Generative Semi-supervised Learning for Multivariate Time Series Imputation

Authors: Xiaoye Miao, Yangyang Wu, Jun Wang, Yunjun Gao, Xudong Mao, Jianwei Yin8983-8991

AAAI 2021 | Conference PDF | Archive PDF | Plain Text | LLM Run Details

Reproducibility Variable Result LLM Response
Research Type Experimental Extensive experiments on three public real-world datasets demonstrate that, SSGAN yields a more than 15% gain in performance, compared with the state-of-the-art methods.
Researcher Affiliation Academia 1 Center for Data Science, Zhejiang University, Hangzhou, China 2 College of Computer Science, Zhejiang University, Hangzhou, China 3 Information Hub, The Hong Kong University of Science and Technology, Hong Kong, China 4 Department of Artificial Intelligence, Xiamen University, Xiamen, China
Pseudocode No The paper describes the architecture and steps of SSGAN but does not present them in a structured pseudocode or algorithm block format.
Open Source Code No The paper does not provide an explicit statement or a link to the open-source code for the SSGAN methodology.
Open Datasets Yes The localization for human activity dataset1 (Activity) (Cao et al. 2018; Kaluˇza et al. 2010; Silva et al. 2012) consists of the multivariate kinematic time series recording the motion state of 5 people performing 11 kinds of activities. 1https://archive.ics.uci.edu/ml/datasets/Localization+Data+for+Person+Activity.

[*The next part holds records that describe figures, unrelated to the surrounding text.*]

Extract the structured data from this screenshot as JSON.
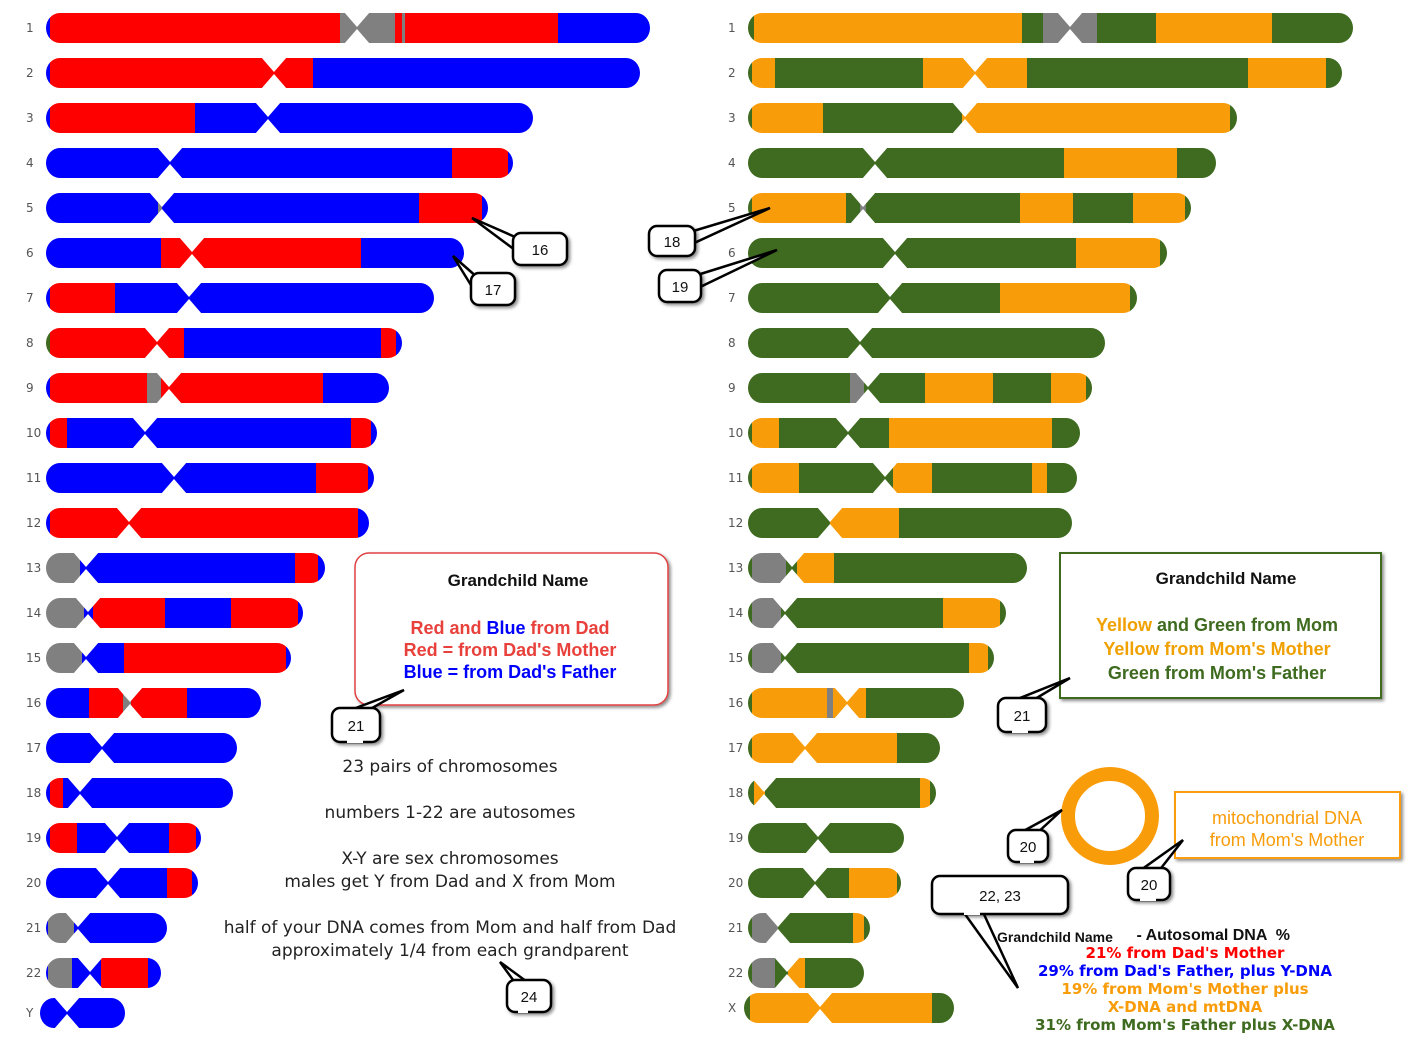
{
  "colors": {
    "dads_mother": "#ff0000",
    "dads_father": "#0000ff",
    "moms_mother": "#f99c0a",
    "moms_father": "#3e6b1f",
    "unknown": "#808080",
    "left_box_border": "#e04040",
    "right_box_border": "#3e6b1f"
  },
  "left_labels": [
    "1",
    "2",
    "3",
    "4",
    "5",
    "6",
    "7",
    "8",
    "9",
    "10",
    "11",
    "12",
    "13",
    "14",
    "15",
    "16",
    "17",
    "18",
    "19",
    "20",
    "21",
    "22",
    "Y"
  ],
  "right_labels": [
    "1",
    "2",
    "3",
    "4",
    "5",
    "6",
    "7",
    "8",
    "9",
    "10",
    "11",
    "12",
    "13",
    "14",
    "15",
    "16",
    "17",
    "18",
    "19",
    "20",
    "21",
    "22",
    "X"
  ],
  "callouts": {
    "c16": "16",
    "c17": "17",
    "c18": "18",
    "c19": "19",
    "c21a": "21",
    "c21b": "21",
    "c20a": "20",
    "c20b": "20",
    "c22": "22, 23",
    "c24": "24"
  },
  "dad_legend": {
    "title": "Grandchild Name",
    "line1_red": "Red",
    "line1_and": " and ",
    "line1_blue": "Blue",
    "line1_rest": " from Dad",
    "line2": "Red = from Dad's Mother",
    "line3": "Blue = from Dad's Father"
  },
  "mom_legend": {
    "title": "Grandchild Name",
    "line1_yellow": "Yellow",
    "line1_rest": " and Green from Mom",
    "line2": "Yellow from Mom's Mother",
    "line3": "Green from Mom's Father"
  },
  "notes": {
    "n1": "23 pairs of chromosomes",
    "n2": "numbers 1-22 are autosomes",
    "n3": "X-Y are sex chromosomes",
    "n4": "males get Y from Dad and X from Mom",
    "n5": "half of your DNA comes from Mom and half from Dad",
    "n6": "approximately 1/4 from each grandparent"
  },
  "mito": {
    "line1": "mitochondrial DNA",
    "line2": "from Mom's Mother"
  },
  "summary": {
    "name": "Grandchild Name",
    "heading": " - Autosomal DNA  %",
    "l1": "21% from Dad's Mother",
    "l2": "29% from Dad's Father, plus Y-DNA",
    "l3": "19% from Mom's Mother plus",
    "l4": "X-DNA and mtDNA",
    "l5": "31% from Mom's Father plus X-DNA"
  }
}
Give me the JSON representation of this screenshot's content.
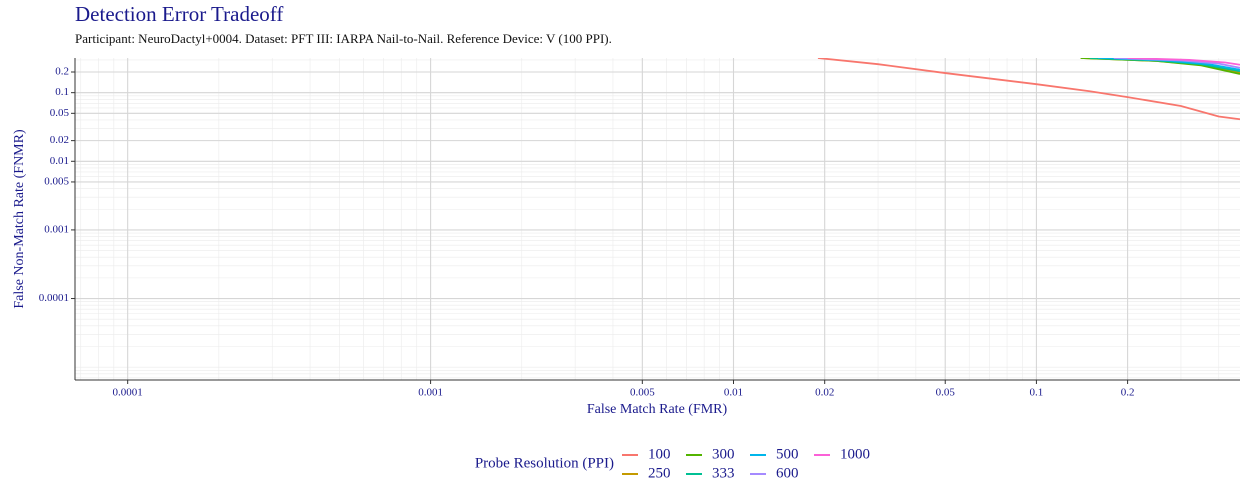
{
  "chart_data": {
    "type": "line",
    "title": "Detection Error Tradeoff",
    "subtitle": "Participant: NeuroDactyl+0004. Dataset: PFT III: IARPA Nail-to-Nail. Reference Device: V (100 PPI).",
    "x_label": "False Match Rate (FMR)",
    "y_label": "False Non-Match Rate (FNMR)",
    "x_log": true,
    "y_log": true,
    "grid": true,
    "minor_grid": true,
    "legend_position": "bottom",
    "legend_title": "Probe Resolution (PPI)",
    "xlim": [
      6.7e-05,
      0.47
    ],
    "ylim": [
      6.5e-06,
      0.32
    ],
    "xticks": [
      0.0001,
      0.001,
      0.005,
      0.01,
      0.02,
      0.05,
      0.1,
      0.2
    ],
    "yticks": [
      0.0001,
      0.001,
      0.005,
      0.01,
      0.02,
      0.05,
      0.1,
      0.2
    ],
    "series": [
      {
        "name": "100",
        "color": "#F8766D",
        "x": [
          0.019,
          0.03,
          0.05,
          0.1,
          0.15,
          0.2,
          0.3,
          0.4,
          0.47
        ],
        "values": [
          0.32,
          0.26,
          0.193,
          0.133,
          0.105,
          0.086,
          0.064,
          0.045,
          0.041
        ]
      },
      {
        "name": "250",
        "color": "#C49A00",
        "x": [
          0.14,
          0.25,
          0.35,
          0.47
        ],
        "values": [
          0.32,
          0.29,
          0.255,
          0.195
        ]
      },
      {
        "name": "300",
        "color": "#53B400",
        "x": [
          0.14,
          0.25,
          0.35,
          0.47
        ],
        "values": [
          0.32,
          0.29,
          0.25,
          0.187
        ]
      },
      {
        "name": "333",
        "color": "#00C094",
        "x": [
          0.15,
          0.25,
          0.35,
          0.47
        ],
        "values": [
          0.32,
          0.295,
          0.26,
          0.205
        ]
      },
      {
        "name": "500",
        "color": "#00B6EB",
        "x": [
          0.16,
          0.27,
          0.37,
          0.47
        ],
        "values": [
          0.32,
          0.295,
          0.26,
          0.215
        ]
      },
      {
        "name": "600",
        "color": "#A58AFF",
        "x": [
          0.18,
          0.3,
          0.4,
          0.47
        ],
        "values": [
          0.32,
          0.295,
          0.265,
          0.23
        ]
      },
      {
        "name": "1000",
        "color": "#FB61D7",
        "x": [
          0.2,
          0.32,
          0.42,
          0.47
        ],
        "values": [
          0.32,
          0.3,
          0.275,
          0.255
        ]
      }
    ]
  }
}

The Physio Net Challenge 2012 dataset2 (Physio Net) (Cao et al. 2018; Che et al. 2018; Luo et al. 2018, 2019; Silva et al. 2012) contains 4,000 multivariate clinical time series with 41 measurements from intensive care unit (ICU) stays, where 554 patients died in hospital. 2https://physionet.org/content/challenge-2012/1.0.0/. The KDD CUP 2018 dataset3 (KDD) (Cao et al. 2018; Luo et al. 2018, 2019; Silva et al. 2012), a public meteorologic dataset with 13.30% missing rate, includes PM2.5 measurements from 36 monitoring stations in Beijing, which are hourly collected between 2014/05/01 to 2015/04/30. 3https://github.com/NIPS-BRITS/BRITS
Dataset Splits No The paper mentions 'We randomly choose 80% data as the training data, and the rest as the test data.' but does not specify a separate validation split or how it was handled.
Hardware Specification Yes The experiments were conducted in an Intel Core 2.80GHz server with TITAN Xp 12Gi B (GPU) and 192GB RAM.
Software Dependencies No The paper states 'All methods were implemented in Python' but does not provide specific version numbers for Python or any libraries/frameworks used (e.g., TensorFlow, PyTorch).
Experiment Setup Yes In implementation, for all deep learning baselines, the learning rate is 0.001, the dropout rate is 0.5, the number of hidden units in recurrent network is 64, and the training epoch is 30. The batch size is 128 for Physio Net and 64 for KDD and Activity. The dimensionality of the latent space in GP-VAE is 35. The dimensionality of random noise in TSGAN and the latent vector in E2GAN are both 64. In SSGAN, the ADAM algorithm is utilized to train networks, the classifier is pre-trained for five epochs before training GAN model, the training epoch is 30, the generator is trained once for every five optimization steps of the discriminator. The hyper-parameters α and β of the generator are both 5. The reminder rate (i.e., how many missing states in M are encoded in the temporal reminder matrix for the discriminator) is 0.8. The label rate is 100%.